The part the tutorials skip: this is not a quality ladder
It is tempting to read top-k → top-p → min-p as successive upgrades. The field's own literature says otherwise. Min-p arrived with strong benchmark claims and an ICLR 2025 oral, and then a 2025 critical re-analysis — bluntly titled Min-p, Max Exaggeration — argued the headline gains were fragile: sensitive to how many hyperparameters were tuned, with some baseline results dropped and LLM-as-judge scores reported inconsistently. The honest summary is that for typical use, a well-tuned top-p and a well-tuned min-p are hard to tell apart, and the "newer is better" framing oversells a real but modest idea. Treat the cutoff rule as a preference, not a leaderboard.

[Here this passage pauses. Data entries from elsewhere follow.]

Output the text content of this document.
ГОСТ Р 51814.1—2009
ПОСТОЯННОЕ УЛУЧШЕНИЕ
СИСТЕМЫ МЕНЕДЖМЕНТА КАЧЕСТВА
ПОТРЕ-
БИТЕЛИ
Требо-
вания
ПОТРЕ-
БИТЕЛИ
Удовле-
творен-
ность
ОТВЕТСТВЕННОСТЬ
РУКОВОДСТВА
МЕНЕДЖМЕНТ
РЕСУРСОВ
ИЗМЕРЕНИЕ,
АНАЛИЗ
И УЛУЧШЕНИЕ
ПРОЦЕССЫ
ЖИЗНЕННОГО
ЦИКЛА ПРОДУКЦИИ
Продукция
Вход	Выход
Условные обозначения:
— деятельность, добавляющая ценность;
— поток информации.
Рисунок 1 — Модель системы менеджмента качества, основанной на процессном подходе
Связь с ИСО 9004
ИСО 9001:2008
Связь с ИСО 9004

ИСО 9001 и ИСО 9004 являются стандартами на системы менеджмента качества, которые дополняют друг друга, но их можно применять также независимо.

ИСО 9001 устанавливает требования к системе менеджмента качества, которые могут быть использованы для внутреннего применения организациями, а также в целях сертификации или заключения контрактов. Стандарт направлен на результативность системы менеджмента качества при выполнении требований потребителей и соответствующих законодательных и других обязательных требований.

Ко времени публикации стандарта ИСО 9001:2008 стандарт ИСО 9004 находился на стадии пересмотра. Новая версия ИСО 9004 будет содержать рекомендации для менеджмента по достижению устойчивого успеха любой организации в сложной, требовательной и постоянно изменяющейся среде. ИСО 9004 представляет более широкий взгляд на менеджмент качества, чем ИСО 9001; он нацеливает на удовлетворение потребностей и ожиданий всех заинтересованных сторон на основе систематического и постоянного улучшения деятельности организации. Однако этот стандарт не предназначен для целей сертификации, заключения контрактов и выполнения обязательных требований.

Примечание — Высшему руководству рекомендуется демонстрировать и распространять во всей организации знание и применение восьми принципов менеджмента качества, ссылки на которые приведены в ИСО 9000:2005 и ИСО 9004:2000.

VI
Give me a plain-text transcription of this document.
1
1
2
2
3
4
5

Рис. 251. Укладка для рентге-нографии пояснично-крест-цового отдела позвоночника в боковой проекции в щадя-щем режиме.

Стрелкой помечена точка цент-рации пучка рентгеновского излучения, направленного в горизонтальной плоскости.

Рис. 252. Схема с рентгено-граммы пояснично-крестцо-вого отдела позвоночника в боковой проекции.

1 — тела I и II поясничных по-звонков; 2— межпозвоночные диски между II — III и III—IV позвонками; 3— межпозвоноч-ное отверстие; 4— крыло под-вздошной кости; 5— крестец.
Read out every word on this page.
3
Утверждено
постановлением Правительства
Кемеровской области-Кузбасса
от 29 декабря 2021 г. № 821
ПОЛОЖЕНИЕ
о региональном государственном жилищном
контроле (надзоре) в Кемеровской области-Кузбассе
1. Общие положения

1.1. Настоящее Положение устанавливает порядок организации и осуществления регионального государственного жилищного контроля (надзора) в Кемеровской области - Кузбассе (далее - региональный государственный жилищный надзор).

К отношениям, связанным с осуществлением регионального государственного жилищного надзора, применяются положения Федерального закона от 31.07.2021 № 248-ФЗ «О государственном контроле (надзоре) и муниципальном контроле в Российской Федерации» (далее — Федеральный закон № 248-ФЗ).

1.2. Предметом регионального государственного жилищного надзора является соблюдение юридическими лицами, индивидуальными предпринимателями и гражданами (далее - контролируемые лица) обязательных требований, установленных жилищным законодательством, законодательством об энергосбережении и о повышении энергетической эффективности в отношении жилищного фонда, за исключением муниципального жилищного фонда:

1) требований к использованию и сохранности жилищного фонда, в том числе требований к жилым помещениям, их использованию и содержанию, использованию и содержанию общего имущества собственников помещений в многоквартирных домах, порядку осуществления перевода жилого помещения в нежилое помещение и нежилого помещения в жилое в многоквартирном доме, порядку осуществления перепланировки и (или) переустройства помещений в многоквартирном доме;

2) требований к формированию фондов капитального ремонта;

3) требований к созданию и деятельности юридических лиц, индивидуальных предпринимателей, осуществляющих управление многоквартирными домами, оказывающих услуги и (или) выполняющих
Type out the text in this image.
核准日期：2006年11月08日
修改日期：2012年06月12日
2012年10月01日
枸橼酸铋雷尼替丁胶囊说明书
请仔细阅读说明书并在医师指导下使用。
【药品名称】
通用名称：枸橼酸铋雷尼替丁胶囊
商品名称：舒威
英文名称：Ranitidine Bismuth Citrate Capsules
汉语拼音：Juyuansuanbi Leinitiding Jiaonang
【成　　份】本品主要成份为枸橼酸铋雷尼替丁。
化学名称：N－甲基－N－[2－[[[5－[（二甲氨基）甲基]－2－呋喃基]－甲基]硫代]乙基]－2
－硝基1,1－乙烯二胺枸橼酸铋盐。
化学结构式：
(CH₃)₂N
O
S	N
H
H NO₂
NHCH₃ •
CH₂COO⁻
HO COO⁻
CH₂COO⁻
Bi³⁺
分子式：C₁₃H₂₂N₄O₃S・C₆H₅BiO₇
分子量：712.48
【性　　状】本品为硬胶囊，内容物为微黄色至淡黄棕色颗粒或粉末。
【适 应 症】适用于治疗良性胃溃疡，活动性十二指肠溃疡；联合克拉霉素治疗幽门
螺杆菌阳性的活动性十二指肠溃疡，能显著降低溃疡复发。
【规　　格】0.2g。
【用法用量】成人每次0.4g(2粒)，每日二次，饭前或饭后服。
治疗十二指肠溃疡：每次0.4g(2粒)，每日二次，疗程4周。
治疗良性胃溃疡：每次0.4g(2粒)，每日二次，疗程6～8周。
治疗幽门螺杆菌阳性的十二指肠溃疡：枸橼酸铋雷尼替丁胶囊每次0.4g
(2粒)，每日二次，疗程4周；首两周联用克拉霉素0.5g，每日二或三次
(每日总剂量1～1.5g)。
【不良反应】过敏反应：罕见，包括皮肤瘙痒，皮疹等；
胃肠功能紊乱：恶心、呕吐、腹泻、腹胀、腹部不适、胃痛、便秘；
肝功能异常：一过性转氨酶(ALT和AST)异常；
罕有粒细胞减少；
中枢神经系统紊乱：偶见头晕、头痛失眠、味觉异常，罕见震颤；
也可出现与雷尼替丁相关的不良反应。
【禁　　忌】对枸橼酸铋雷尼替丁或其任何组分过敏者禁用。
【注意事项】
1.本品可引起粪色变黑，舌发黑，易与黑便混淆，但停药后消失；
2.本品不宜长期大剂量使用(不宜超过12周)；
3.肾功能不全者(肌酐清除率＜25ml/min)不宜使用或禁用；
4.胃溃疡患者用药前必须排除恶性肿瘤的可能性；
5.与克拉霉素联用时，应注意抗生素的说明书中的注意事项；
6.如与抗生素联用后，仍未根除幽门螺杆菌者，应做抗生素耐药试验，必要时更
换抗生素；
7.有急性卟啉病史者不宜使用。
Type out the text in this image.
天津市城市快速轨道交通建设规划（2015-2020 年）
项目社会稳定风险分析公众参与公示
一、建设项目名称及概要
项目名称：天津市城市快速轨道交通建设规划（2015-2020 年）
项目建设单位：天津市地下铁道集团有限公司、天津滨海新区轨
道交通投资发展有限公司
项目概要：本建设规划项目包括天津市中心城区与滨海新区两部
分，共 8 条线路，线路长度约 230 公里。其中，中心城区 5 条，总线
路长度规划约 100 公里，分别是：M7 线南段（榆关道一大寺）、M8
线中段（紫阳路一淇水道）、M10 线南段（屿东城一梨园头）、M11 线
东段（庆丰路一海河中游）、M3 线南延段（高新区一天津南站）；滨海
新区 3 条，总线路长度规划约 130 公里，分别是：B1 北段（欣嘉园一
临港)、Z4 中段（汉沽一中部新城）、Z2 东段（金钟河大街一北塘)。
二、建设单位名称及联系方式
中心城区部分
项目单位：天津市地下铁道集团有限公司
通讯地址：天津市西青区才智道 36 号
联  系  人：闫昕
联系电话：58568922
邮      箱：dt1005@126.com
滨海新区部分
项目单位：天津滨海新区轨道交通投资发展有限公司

And here is the turn that matters for anyone building agents rather than chatbots: most of this conversation is about creative generation, and you are almost never doing that. For tool calling, routing, extraction, classification, and code, there is one correct-ish continuation and you want it every time — which means temperature 0, greedy, no truncation knobs at all. (Even then, "temperature 0" makes the sampler deterministic, not the system — batched GPU floating-point reductions and provider load-balancing still leak variance; see reasoning models vs standard LLMs for where that bites.) When your actual problem is "the model must emit valid JSON or a valid function call," the fix is not a sampling temperature — it's constrained decoding, which masks invalid tokens to zero probability before any of these knobs run. The whole sampling debate lives downstream of a question agents usually answer with "give me the single most likely token, and make it parse."